Here are some googled pics of wood-grained ceramic floor tile.

DM


----------



## moopey

I just installed some Provenza porcelain tile that looks like wood. I don't remember the exact size but it comes in planks about 23"x5-1/2". 

I went with the Lignes style and the Karu color (very dark brown). They offer other colors. heres a link
http://www.malinetile.com/ceramic_porcelain_provenza_lignes.html

I used 1/16" grout spacing and i'm going to grout with a charcoal colors sandless grout.


----------



## vote4Pedro

i did the google search and was really hoping to see the light wood grains (almost beige) in a 12x24 slabs. does brand matter? i've seen a couple sellers going cheap on the BAY


----------



## ceramictec

RegeSullivan said:


> I would love to see pictures of a floor using a woodgrain looking porcelain. Could someone post pictures in a real house, not a brochure.
> 
> Thanks - Rege


here you go.

we do a lot of the wood grain looking porcelain tile in the Tampa and surrounding area's. 

they are getting more and more popular over the years down here in Florida.

http://ceramictec.com/porcelain-plank-tile-installation-tampa
http://ceramictec.com/pebble-shower-plank-tile-florida

we are starting porcelain plank project in Palm Harbor next week using a beautiful 
porcelain plank from Alpha Tile in Tampa by Panaria "Grand Parq - Iroka"


----------



## ceramictec

ceramictec said:


> we are starting porcelain plank project in Palm Harbor next week using a beautiful
> porcelain plank from Alpha Tile in Tampa by Panaria "Grand Parq - Iroka'


here is part of the project I spoke about. we finished part of the house this week.


----------



## bld0121

What's the brand name and color name on the tiles in those pics? They look exactly like the samples of Kaska woodgrain tiles we're deciding between. It looks like 2 different colors in those pics, am I correct in that assessment (currently have my eyes dilated from the optometrist)?

thanks,
b


----------



## ceramictec

shot with my iPhone.

Panaria "Grand Parq - Iroka"


----------



## hawkfan11

How will this product hold up to large dogs? We have real wood now and the dogs leave claw marks all over it. Looking for something new.


----------



## ceramictec

porcelain plank tile will hold up excellent with dogs as where a real wood, vinyl or cheap looking laminate wont.

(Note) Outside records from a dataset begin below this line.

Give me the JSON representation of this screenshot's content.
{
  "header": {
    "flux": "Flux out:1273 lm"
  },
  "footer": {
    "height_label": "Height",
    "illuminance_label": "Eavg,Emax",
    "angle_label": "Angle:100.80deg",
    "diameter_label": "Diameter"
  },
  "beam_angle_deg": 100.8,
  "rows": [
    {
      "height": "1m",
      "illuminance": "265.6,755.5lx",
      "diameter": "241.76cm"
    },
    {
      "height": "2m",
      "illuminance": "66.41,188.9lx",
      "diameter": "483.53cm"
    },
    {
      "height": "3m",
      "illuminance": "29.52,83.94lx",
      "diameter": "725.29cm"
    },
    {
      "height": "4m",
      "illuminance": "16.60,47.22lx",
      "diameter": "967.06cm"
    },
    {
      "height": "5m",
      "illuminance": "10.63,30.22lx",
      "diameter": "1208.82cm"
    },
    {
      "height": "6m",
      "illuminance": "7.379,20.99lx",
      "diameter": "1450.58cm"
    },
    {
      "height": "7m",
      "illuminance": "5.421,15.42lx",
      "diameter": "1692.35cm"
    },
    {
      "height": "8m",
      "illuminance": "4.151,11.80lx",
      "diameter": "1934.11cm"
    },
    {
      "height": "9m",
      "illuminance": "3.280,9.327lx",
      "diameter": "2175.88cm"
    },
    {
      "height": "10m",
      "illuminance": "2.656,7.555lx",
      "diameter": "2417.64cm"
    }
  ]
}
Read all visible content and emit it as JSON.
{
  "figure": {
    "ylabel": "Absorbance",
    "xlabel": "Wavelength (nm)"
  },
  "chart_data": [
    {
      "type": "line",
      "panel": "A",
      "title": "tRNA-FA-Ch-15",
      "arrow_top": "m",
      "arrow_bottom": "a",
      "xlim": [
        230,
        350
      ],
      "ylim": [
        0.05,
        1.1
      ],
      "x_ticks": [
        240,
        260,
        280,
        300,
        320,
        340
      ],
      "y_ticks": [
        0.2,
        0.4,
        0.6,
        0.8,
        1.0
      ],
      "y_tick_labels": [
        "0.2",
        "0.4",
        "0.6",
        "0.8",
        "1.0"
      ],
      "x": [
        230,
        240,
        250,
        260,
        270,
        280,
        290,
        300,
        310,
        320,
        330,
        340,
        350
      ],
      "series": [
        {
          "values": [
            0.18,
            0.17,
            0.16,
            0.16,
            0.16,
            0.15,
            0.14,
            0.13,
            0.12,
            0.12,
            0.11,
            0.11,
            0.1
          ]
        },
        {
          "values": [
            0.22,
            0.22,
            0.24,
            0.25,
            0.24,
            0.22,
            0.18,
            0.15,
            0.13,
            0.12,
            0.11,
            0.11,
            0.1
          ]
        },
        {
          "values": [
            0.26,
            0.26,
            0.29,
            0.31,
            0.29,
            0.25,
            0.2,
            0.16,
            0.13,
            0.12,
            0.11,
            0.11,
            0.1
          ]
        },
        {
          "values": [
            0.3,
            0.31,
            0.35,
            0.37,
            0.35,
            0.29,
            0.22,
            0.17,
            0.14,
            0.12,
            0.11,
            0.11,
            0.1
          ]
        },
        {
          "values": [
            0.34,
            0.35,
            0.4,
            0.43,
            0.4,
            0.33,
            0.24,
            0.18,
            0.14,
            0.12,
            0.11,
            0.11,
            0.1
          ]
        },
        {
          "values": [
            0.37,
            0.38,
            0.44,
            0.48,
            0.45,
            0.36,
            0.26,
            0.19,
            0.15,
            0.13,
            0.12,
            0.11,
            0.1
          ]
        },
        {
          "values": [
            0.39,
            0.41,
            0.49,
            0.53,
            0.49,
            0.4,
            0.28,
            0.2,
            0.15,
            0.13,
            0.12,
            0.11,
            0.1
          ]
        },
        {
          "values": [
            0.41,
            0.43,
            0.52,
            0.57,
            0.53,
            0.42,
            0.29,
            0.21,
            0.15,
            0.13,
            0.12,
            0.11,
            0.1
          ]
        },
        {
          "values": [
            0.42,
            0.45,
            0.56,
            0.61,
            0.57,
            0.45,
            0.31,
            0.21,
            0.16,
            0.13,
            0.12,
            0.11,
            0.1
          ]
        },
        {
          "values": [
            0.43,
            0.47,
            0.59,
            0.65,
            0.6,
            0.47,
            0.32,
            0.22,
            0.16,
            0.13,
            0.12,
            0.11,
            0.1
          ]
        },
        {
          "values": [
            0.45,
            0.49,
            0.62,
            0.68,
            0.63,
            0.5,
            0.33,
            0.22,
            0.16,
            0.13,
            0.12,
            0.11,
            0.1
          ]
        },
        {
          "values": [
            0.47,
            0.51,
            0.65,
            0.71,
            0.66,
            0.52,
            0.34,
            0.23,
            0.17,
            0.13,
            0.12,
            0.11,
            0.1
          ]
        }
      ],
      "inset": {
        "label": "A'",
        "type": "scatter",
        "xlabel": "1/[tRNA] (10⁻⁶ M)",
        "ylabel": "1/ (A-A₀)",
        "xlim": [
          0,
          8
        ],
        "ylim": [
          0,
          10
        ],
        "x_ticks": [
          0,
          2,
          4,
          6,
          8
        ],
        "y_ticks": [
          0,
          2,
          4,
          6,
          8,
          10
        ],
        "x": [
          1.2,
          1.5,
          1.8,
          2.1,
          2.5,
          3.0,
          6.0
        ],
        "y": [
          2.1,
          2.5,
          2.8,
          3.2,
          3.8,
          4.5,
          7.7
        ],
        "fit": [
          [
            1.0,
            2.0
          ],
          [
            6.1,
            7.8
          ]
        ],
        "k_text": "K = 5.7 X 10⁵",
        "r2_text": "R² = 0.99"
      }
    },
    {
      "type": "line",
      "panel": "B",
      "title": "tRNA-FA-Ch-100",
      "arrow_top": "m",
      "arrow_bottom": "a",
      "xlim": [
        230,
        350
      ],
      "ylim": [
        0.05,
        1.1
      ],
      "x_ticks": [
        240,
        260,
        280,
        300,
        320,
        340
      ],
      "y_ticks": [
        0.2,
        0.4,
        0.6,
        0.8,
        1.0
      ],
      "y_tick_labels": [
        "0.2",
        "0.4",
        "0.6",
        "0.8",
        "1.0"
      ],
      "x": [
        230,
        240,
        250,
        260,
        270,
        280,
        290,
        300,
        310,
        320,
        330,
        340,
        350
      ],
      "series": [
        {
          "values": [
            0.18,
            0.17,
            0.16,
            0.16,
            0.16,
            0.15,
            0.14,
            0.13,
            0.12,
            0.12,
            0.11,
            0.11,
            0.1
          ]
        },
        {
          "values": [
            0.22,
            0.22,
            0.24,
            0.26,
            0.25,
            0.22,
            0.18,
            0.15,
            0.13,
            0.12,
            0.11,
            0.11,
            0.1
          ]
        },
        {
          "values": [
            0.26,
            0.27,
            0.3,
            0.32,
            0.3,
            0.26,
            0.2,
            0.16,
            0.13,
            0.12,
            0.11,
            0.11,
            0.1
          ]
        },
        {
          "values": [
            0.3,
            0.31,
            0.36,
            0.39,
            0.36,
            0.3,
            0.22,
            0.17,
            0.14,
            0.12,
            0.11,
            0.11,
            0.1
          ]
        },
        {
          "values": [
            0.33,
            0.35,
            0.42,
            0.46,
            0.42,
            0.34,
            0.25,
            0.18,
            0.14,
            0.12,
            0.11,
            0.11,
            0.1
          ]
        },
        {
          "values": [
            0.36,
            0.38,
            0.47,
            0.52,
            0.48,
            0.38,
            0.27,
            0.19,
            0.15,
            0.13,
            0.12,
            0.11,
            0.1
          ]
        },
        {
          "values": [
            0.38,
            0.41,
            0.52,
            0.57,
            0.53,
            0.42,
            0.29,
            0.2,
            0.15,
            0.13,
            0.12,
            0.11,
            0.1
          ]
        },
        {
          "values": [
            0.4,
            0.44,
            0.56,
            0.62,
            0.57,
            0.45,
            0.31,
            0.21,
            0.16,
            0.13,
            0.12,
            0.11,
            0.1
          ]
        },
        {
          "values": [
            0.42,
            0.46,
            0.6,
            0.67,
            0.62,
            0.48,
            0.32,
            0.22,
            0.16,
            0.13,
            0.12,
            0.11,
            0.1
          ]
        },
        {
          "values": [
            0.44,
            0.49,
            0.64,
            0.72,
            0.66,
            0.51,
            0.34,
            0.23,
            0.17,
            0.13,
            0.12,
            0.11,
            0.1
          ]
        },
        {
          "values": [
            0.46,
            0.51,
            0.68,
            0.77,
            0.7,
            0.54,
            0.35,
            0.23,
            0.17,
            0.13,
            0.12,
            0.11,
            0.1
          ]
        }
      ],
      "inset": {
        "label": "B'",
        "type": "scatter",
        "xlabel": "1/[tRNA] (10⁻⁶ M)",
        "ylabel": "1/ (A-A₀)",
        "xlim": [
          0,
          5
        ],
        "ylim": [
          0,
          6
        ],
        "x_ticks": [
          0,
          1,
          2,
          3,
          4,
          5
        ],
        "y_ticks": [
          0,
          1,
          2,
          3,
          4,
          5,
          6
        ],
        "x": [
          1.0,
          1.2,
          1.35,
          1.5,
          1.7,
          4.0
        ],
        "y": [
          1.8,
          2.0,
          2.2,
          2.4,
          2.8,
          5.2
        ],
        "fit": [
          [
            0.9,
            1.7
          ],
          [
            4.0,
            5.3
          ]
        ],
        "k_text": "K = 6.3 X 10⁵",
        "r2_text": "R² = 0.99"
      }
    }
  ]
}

we are replacing a real wood job in a month that was damaged by dogs and moisture.


----------



## Sdeggo

*Wood vs Porcelain Wood Grain Planks*

We are currently in the debate of porcelain vs wood. My husband says porcelain but I am not so sure. Because it is a vacation house in the mountains, hence snow and rain, and will likely be a weekend rental, he thinks porcelain will be the better choice. I am thinking resale value and wood grain porcelain being a trend that is dismissed as cheap and cheesy. Thoughts from others?


----------



## user1007

Pros and cons to both. If you are talking about quality products in both realms it depends on the type wear you plan to give the floors. Wood is going to breath better than tile and you can get quality product with amazing finish warranties. Porcelain will hold up better to slushy boots rock salt and things as well as animal paws. Tile may, real or imagined, feel colder.

Make sure to buy extra of either for repairs since this is a rental situation.


----------



## ceramictec

Sdeggo said:


> We are currently in the debate of porcelain vs wood. My husband says porcelain but I am not so sure. Because it is a vacation house in the mountains, hence snow and rain, and will likely be a weekend rental, he thinks porcelain will be the better choice. I am thinking resale value and wood grain porcelain being a trend that is dismissed as cheap and cheesy. Thoughts from others?


I think the tile would be a better choice.
trends come and go from wood, carpet, tile & laminate so your house isnt going to be in style forever.


----------